One of the names read included someone who was only identified by the media as, “a male dressed in women’s clothes.”

Bonczek said that despite how someone might identify, each of the names read at the event was a victim of violence based on bias against transgender people.

The Transgender Day of Remembrance seeks to honour the memory of trans individuals who were murdered in the past year because of anti-transgender prejudice. 

Photo illustration by: Silvia Pikal In the first nine months of 2011, 116 transgender people were murdered globally, according to Trans Murder Monitoring, a project coordinated by non-profit association Transgender Europe.

The organization’s research suggests there have been at least 681 reports of murders in 50 countries since 2008.

Jessica Willes is a trans advocate and secretary for Pride Calgary, a not-for-profit organization that aims to promote awareness and understanding of Calgary’s Lesbian, Gay, Bisexual, Transgendered, Questioning, and Allied (LGBTQA) community. Willes was also at the event and said it’s a solemn reminder as to the types of dangers that trans individuals face on a daily basis, simply by going through life.

“I haven’t been the victim of any violence myself, but attending an event like this can remind you it can happen at any moment, to any of us,” Willes said.

“It’s important for us to remember all of those in our community who weren’t that fortunate in the last year, to remind us that we still have issues we need to work on. We have a long way to go for protection, and to make sure the rest of us don’t end up like these people.”

At the end of the event, there was an opportunity for friends and allies of the trans community to express their support. 

Dallas Barnes, president of Pride Calgary, said that the trans community faces a different fight than the queer community, which is why it’s important to show support.

“I think it’s important that the public is aware that their sons, daughters, friends, whichever, are being murdered for who they are,” Barnes said.

“If somebody fights so hard to be who they are, why are we ostracizing them? It’s not like people have chosen, ‘I’m going to have 10 years of surgery and have mental anguish.’ Obviously people are fighting to be themselves and I think a lot of us are very afraid to be ourselves and I think they have some lessons to teach us.” 


The Transgender Day of Remembrance was founded in 1998 to memorialize the murder of a trans woman named Rita Hester in Allston, Mass.

That year, Hester was stabbed at least 20 times in the chest in her apartment by an unknown assailant.
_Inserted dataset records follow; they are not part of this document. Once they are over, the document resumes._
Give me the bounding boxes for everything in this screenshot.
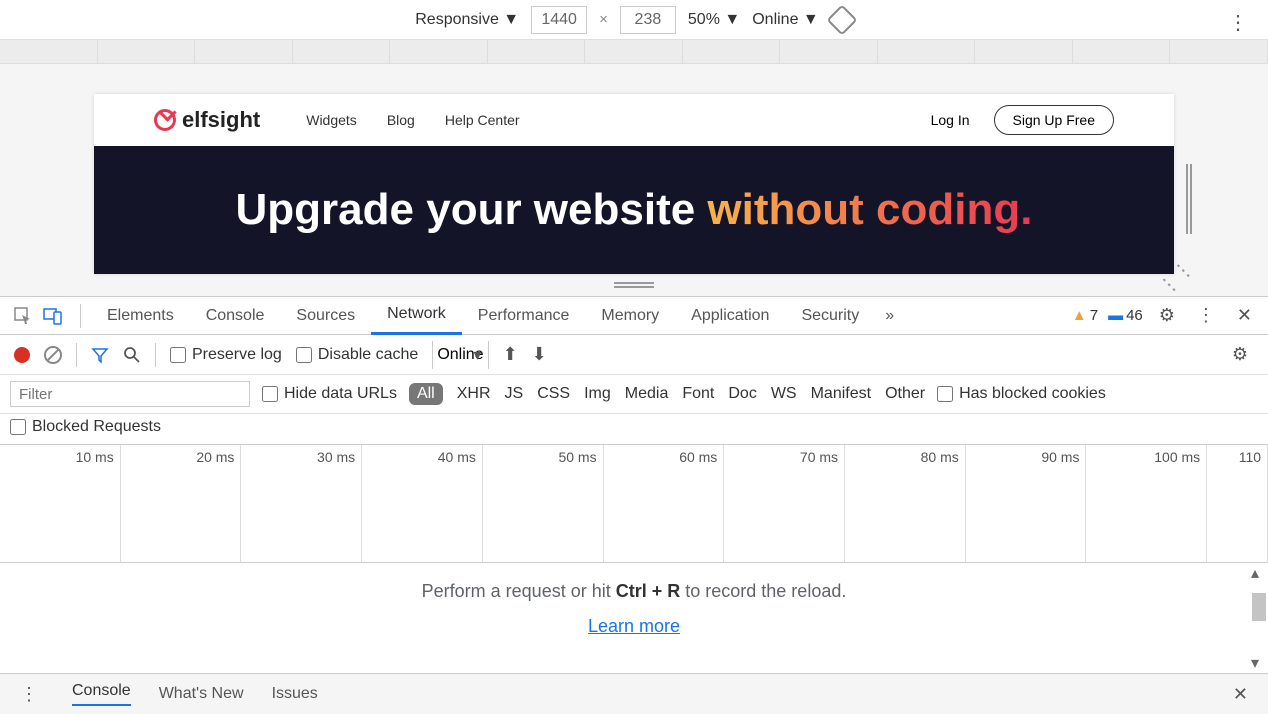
messages-badge[interactable]: ▬46 — [1108, 307, 1143, 324]
drawer-tab-issues[interactable]: Issues — [272, 685, 318, 703]
filter-manifest[interactable]: Manifest — [811, 385, 871, 403]
hide-data-urls-checkbox[interactable]: Hide data URLs — [262, 385, 397, 403]
viewport-height-input[interactable] — [620, 6, 676, 34]
logo[interactable]: elfsight — [154, 107, 260, 133]
resize-handle-right[interactable] — [1186, 164, 1192, 234]
tab-network[interactable]: Network — [371, 297, 462, 335]
inspect-icon[interactable] — [10, 303, 36, 329]
logo-text: elfsight — [182, 107, 260, 133]
emulated-viewport: elfsight Widgets Blog Help Center Log In… — [0, 64, 1268, 296]
filter-img[interactable]: Img — [584, 385, 611, 403]
rotate-icon[interactable] — [826, 4, 857, 35]
disable-cache-checkbox[interactable]: Disable cache — [296, 346, 419, 364]
learn-more-link[interactable]: Learn more — [588, 616, 680, 637]
tick-label: 70 ms — [800, 449, 838, 465]
empty-hint: Perform a request or hit Ctrl + R to rec… — [422, 581, 847, 602]
warnings-badge[interactable]: ▲7 — [1072, 307, 1098, 324]
devtools-tabs: Elements Console Sources Network Perform… — [0, 297, 1268, 335]
hero: Upgrade your website without coding. — [94, 146, 1174, 274]
settings-icon[interactable]: ⚙ — [1153, 305, 1181, 326]
close-devtools-icon[interactable]: ✕ — [1231, 305, 1258, 326]
drawer-tab-console[interactable]: Console — [72, 682, 131, 706]
tick-label: 40 ms — [438, 449, 476, 465]
tick-label: 90 ms — [1041, 449, 1079, 465]
nav-widgets[interactable]: Widgets — [306, 112, 357, 128]
tick-label: 30 ms — [317, 449, 355, 465]
tab-sources[interactable]: Sources — [280, 297, 371, 335]
tab-memory[interactable]: Memory — [585, 297, 675, 335]
throttle-dropdown[interactable]: Online ▼ — [752, 11, 819, 29]
tab-performance[interactable]: Performance — [462, 297, 586, 335]
filter-css[interactable]: CSS — [537, 385, 570, 403]
filter-other[interactable]: Other — [885, 385, 925, 403]
timeline-overview[interactable]: 10 ms 20 ms 30 ms 40 ms 50 ms 60 ms 70 m… — [0, 445, 1268, 563]
devtools: Elements Console Sources Network Perform… — [0, 296, 1268, 714]
tick-label: 50 ms — [558, 449, 596, 465]
network-empty-state: Perform a request or hit Ctrl + R to rec… — [0, 563, 1268, 674]
drawer: ⋮ Console What's New Issues ✕ — [0, 674, 1268, 714]
filter-bar-2: Blocked Requests — [0, 414, 1268, 445]
filter-types: All XHR JS CSS Img Media Font Doc WS Man… — [409, 383, 925, 405]
tick-label: 110 — [1239, 449, 1261, 465]
close-drawer-icon[interactable]: ✕ — [1227, 684, 1254, 705]
device-more-icon[interactable]: ⋮ — [1228, 10, 1248, 35]
tick-label: 10 ms — [76, 449, 114, 465]
device-toolbar: Responsive ▼ × 50% ▼ Online ▼ ⋮ — [0, 0, 1268, 40]
tab-console[interactable]: Console — [190, 297, 281, 335]
download-icon[interactable]: ⬇ — [532, 344, 547, 365]
tab-security[interactable]: Security — [785, 297, 875, 335]
blocked-requests-checkbox[interactable]: Blocked Requests — [10, 418, 161, 436]
tab-elements[interactable]: Elements — [91, 297, 190, 335]
nav-blog[interactable]: Blog — [387, 112, 415, 128]
filter-input[interactable] — [10, 381, 250, 407]
devtools-more-icon[interactable]: ⋮ — [1191, 305, 1221, 326]
search-icon[interactable] — [123, 346, 141, 364]
tick-label: 60 ms — [679, 449, 717, 465]
filter-bar: Hide data URLs All XHR JS CSS Img Media … — [0, 375, 1268, 414]
tick-label: 100 ms — [1154, 449, 1200, 465]
device-toggle-icon[interactable] — [40, 303, 66, 329]
network-settings-icon[interactable]: ⚙ — [1226, 344, 1254, 365]
filter-icon[interactable] — [91, 346, 109, 364]
zoom-dropdown[interactable]: 50% ▼ — [688, 11, 740, 29]
upload-icon[interactable]: ⬆ — [503, 344, 518, 365]
preserve-log-checkbox[interactable]: Preserve log — [170, 346, 282, 364]
logo-icon — [154, 109, 176, 131]
tab-application[interactable]: Application — [675, 297, 785, 335]
blocked-cookies-checkbox[interactable]: Has blocked cookies — [937, 385, 1106, 403]
login-link[interactable]: Log In — [931, 112, 970, 128]
network-toolbar: Preserve log Disable cache Online ⬆ ⬇ ⚙ — [0, 335, 1268, 375]
filter-js[interactable]: JS — [505, 385, 524, 403]
tabs-overflow-icon[interactable]: » — [875, 307, 904, 325]
site-nav: Widgets Blog Help Center — [306, 112, 519, 128]
scroll-down-icon[interactable]: ▾ — [1251, 653, 1259, 673]
resize-handle-bottom[interactable] — [614, 282, 654, 288]
drawer-more-icon[interactable]: ⋮ — [14, 684, 44, 705]
warning-icon: ▲ — [1072, 307, 1087, 324]
scrollbar-thumb[interactable] — [1252, 593, 1266, 621]
filter-xhr[interactable]: XHR — [457, 385, 491, 403]
ruler — [0, 40, 1268, 64]
device-mode-dropdown[interactable]: Responsive ▼ — [415, 11, 519, 29]
hero-text: Upgrade your website without coding. — [236, 185, 1033, 235]
message-icon: ▬ — [1108, 307, 1123, 324]
viewport-width-input[interactable] — [531, 6, 587, 34]
signup-button[interactable]: Sign Up Free — [994, 105, 1114, 135]
tick-label: 80 ms — [921, 449, 959, 465]
filter-font[interactable]: Font — [682, 385, 714, 403]
clear-icon[interactable] — [44, 346, 62, 364]
site-header: elfsight Widgets Blog Help Center Log In… — [94, 94, 1174, 146]
tick-label: 20 ms — [196, 449, 234, 465]
scroll-up-icon[interactable]: ▴ — [1251, 563, 1259, 583]
network-throttle-select[interactable]: Online — [432, 341, 488, 369]
filter-all[interactable]: All — [409, 383, 443, 405]
nav-help[interactable]: Help Center — [445, 112, 520, 128]
filter-doc[interactable]: Doc — [728, 385, 756, 403]
record-button[interactable] — [14, 347, 30, 363]
filter-ws[interactable]: WS — [771, 385, 797, 403]
filter-media[interactable]: Media — [625, 385, 669, 403]
dimension-separator: × — [599, 11, 608, 28]
drawer-tab-whatsnew[interactable]: What's New — [159, 685, 244, 703]
page-frame: elfsight Widgets Blog Help Center Log In… — [94, 94, 1174, 274]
Her murder kicked off the “Remembering Our Dead” memorial website and a San Francisco candlelight vigil in 1999.

Rita Hester’s murder is still unsolved.

Since its inception, the Transgender Day of Remembrance has been held annually on Nov. 20th in more than 20 countries.

(International Transgender Day of Remembrance)

Currently, trans individuals are not explicitly protected in the Canadian Human Rights Act or Alberta Human Rights Act.

In September, two MPs from different parties each introduced a private member’s bill in the House of Commons that seeks to amend the Canadian Human Rights Act to prohibit discrimination based on gender identity and gender expression.

In addition, both bills would amend the Criminal Code to include trans individuals as a recognized group, so that crimes committed against this group would be treated as hate crimes.

Calgary-Buffalo Liberal MLA Kent Hehr was in attendance at the event. In advance of the event, Hehr told The Calgary Journal that inclusion would help reduce the stigma around trans individuals.

“For full inclusion, there should probably be a change to the Alberta Human Rights Code that recognizes people who are transgendered, who are going through that process or have already been through that process,” Hehr said.

“There’s a growing stigma around it, and if we can eliminate some of that stigma by enshrining it into the legislation, why not?”

“We don’t believe in discrimination of any form, whether you’re gay, lesbian or transgender, or a person from Mars for that instance.”